Dara, who even in the middle of her life remains a size four, does not have a very decadent appetite herself. This choice has very much to do with becoming a vegetarian, and studying zoology in college. “Being a zoologist, eating meat is just hypocritical. She said “Plus, there are so many steroids in meat. Seeing a ten year old, look like an eighteen year old is disturbing. Roman Polanski might have not had so much trouble if the girl actually looked thirteen.”

I sought solace in Dara against the backdrop of a downtown law firm. She glided from cubicle to cubicle shedding her insights with expressive vulgarity. When the office had a bed bugs scare, she was the first to identify them, and the first to tell you how much Clorox bleach to use around the perimeter of your apartment.
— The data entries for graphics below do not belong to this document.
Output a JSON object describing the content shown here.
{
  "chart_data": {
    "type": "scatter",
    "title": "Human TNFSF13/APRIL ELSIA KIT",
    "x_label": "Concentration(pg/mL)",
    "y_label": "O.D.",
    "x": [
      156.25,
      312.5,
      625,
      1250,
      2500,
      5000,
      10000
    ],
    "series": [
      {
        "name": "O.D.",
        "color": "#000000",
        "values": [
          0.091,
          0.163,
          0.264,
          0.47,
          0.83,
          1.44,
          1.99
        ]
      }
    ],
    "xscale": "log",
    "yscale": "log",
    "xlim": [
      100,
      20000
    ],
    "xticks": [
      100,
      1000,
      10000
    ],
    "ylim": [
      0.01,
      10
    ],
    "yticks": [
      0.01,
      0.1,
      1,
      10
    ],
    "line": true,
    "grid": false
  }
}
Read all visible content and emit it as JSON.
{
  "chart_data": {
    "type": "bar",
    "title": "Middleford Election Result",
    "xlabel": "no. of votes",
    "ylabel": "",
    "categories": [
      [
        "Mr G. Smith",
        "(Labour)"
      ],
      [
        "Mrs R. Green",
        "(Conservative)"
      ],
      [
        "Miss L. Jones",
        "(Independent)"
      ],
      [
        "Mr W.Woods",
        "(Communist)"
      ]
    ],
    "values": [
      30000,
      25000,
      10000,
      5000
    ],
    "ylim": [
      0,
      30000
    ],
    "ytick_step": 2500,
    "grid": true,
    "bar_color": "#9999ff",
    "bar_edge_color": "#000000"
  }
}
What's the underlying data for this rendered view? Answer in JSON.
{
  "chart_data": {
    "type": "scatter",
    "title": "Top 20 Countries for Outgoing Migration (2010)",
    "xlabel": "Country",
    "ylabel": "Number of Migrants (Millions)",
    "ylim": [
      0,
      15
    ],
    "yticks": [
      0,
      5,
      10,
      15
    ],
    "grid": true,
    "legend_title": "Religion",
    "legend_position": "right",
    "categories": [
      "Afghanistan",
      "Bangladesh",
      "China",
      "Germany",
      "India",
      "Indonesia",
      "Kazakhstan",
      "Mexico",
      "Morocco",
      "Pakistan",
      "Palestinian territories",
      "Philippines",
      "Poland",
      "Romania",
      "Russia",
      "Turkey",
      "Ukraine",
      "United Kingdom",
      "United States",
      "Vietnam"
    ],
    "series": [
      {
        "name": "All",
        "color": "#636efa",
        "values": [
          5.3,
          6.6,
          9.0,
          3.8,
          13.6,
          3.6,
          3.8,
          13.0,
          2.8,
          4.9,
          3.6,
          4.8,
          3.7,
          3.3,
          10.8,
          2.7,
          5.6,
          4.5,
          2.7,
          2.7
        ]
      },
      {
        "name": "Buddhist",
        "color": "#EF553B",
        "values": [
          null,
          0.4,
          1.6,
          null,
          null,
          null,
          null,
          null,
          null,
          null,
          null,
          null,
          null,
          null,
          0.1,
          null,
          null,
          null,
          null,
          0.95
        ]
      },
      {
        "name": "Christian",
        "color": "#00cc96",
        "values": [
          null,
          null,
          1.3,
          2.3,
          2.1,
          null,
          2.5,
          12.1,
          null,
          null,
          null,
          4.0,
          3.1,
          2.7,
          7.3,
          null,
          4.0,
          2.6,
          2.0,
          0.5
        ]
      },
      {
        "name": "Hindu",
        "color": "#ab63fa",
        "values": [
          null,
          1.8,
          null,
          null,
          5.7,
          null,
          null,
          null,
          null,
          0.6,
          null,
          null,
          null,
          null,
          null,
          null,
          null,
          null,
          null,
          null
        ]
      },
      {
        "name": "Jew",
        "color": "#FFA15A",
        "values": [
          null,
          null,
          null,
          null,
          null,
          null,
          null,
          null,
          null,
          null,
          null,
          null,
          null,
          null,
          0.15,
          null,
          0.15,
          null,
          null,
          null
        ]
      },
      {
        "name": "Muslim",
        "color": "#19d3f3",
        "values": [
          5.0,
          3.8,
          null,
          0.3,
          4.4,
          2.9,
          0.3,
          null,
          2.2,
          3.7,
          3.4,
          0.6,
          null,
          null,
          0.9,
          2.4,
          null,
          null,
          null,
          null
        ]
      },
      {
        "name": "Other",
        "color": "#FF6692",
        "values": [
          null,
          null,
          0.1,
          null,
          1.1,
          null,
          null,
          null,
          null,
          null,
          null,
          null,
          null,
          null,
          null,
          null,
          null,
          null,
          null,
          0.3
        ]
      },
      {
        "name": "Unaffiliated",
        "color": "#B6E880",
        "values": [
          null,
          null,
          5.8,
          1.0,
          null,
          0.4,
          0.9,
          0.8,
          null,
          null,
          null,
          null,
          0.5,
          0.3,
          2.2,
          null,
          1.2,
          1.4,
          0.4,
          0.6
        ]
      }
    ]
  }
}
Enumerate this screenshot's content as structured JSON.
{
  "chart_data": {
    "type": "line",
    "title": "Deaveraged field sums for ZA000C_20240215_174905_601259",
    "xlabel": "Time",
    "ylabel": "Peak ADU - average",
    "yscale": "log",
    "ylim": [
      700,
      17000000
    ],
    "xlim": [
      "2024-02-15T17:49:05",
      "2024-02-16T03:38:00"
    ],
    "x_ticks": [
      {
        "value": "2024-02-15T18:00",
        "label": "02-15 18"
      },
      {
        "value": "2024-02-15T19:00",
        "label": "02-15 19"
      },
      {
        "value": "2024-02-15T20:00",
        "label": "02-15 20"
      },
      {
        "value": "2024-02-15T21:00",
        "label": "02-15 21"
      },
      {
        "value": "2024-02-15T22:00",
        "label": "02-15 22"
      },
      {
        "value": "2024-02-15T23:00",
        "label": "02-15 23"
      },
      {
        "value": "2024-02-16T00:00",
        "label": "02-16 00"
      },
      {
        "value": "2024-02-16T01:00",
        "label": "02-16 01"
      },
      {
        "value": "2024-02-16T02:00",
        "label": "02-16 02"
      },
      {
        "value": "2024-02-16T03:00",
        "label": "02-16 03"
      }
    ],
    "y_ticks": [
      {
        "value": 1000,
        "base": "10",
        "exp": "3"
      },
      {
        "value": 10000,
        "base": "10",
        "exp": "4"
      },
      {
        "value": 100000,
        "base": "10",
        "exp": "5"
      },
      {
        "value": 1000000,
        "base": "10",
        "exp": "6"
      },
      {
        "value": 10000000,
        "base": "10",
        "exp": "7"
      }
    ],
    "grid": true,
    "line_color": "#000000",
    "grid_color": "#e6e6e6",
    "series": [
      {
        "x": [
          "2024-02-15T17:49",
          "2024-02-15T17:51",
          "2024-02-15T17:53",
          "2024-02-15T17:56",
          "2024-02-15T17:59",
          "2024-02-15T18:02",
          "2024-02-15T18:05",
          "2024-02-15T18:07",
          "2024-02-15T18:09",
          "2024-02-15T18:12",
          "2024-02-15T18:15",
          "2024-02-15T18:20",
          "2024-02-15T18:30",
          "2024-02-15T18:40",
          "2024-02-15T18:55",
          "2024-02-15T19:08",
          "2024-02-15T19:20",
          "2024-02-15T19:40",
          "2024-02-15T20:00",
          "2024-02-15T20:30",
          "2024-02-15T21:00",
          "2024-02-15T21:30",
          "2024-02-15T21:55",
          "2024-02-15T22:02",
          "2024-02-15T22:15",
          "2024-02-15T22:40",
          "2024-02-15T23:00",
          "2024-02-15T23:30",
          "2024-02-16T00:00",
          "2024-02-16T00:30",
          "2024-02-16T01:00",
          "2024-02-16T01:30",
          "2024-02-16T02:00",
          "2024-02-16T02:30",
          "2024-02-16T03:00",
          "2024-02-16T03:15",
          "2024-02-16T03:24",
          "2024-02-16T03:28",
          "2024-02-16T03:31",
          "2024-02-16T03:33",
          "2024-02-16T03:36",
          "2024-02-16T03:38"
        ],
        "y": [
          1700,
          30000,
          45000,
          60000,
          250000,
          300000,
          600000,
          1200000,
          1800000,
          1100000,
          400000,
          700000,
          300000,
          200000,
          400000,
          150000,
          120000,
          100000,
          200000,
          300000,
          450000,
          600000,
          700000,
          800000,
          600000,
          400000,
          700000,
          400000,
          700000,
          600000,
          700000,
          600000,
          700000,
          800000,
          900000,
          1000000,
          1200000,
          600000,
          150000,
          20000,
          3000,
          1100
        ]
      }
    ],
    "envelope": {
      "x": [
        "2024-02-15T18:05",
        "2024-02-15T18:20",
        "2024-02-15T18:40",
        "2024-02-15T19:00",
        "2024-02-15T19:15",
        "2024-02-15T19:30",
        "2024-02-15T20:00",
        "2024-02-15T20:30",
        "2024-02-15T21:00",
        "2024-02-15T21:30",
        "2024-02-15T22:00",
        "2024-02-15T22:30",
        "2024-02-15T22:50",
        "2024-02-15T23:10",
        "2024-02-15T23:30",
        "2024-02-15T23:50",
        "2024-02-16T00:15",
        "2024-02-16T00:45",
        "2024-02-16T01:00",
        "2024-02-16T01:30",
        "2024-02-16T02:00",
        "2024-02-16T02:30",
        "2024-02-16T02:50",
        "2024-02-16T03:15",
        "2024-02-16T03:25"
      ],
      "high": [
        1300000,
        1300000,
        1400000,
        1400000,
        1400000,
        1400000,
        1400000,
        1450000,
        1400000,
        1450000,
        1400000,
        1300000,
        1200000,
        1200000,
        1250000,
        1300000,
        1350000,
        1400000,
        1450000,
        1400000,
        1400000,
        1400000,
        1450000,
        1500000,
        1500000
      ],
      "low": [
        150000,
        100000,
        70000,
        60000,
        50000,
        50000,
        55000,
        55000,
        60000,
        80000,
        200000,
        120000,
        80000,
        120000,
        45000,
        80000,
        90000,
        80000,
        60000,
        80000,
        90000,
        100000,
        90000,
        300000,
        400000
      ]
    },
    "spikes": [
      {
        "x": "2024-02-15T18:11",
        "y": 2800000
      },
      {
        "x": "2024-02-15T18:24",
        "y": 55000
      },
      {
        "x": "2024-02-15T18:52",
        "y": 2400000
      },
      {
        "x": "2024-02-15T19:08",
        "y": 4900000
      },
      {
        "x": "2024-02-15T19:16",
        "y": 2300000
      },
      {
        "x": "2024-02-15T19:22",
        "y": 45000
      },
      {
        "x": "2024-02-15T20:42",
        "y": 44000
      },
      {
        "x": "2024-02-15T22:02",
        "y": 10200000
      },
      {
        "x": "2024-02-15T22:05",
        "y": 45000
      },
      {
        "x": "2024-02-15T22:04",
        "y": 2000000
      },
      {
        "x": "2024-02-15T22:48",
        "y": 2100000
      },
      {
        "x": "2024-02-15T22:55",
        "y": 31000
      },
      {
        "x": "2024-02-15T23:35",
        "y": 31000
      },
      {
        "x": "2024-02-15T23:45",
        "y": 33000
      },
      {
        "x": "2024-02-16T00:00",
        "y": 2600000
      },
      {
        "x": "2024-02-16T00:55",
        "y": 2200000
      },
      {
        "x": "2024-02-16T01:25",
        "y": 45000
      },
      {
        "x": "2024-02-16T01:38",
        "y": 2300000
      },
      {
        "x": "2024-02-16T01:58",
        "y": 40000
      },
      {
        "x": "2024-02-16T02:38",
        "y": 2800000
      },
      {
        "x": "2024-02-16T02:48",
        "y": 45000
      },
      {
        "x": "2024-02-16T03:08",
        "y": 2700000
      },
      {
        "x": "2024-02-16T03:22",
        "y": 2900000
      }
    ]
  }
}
Dara never failed to comment on which snack I decided to get at the vending machine. She was partial to pretzels, as they are low in calories. Though her zoology background was underworked at the law firm, she assured me that she lived out her passions through her love of extreme sports, and her rescued beagle lab mix, Charlie and her Himalayan that recently passed away.

Dara responds to all of my political and environmental questions quickly, and with great ferocity. Tapping the pages of my journal, she suggests that I get a tape recorder: “If you think I’m chatty now just wait until I’m stoned.”

Upon first glance, one might not anticipate Dara’s advocacy of Marijuana. But she assures me that, “My most important subject is marijuana—I want that shit legalized.”

It was on August 10th, 41 years ago that Dara Doulgas inhaled her first breath of Marijuana and never looked back. Though Dara advocates marijuana’s legalization, she is strongly against the usage of other drugs. “The only thing we’ll have to worry about [post marijuana’s legalization] is cocaine and heroin, and if they want to do it⎯let them die!”

Nevertheless, Dara’s expressive nature is not exclusively for shock value. Dara cultivated her own political views by the time she was 18, became a self-proclaimed atheist at age 10 and was greatly involved in the no-nuke movement prior to her enrollment at Cornell. Despite her position as a legal secretary, Dara has procured degrees in both zoology and economics, and plans to relocate to California where she can inhale marijuana insouciantly. This wiry framed rebel is void of categorization, mostly because she is inherently herself. “Ask me anything,” she says while aggressively signaling for the check “I promise I’ll be honest.”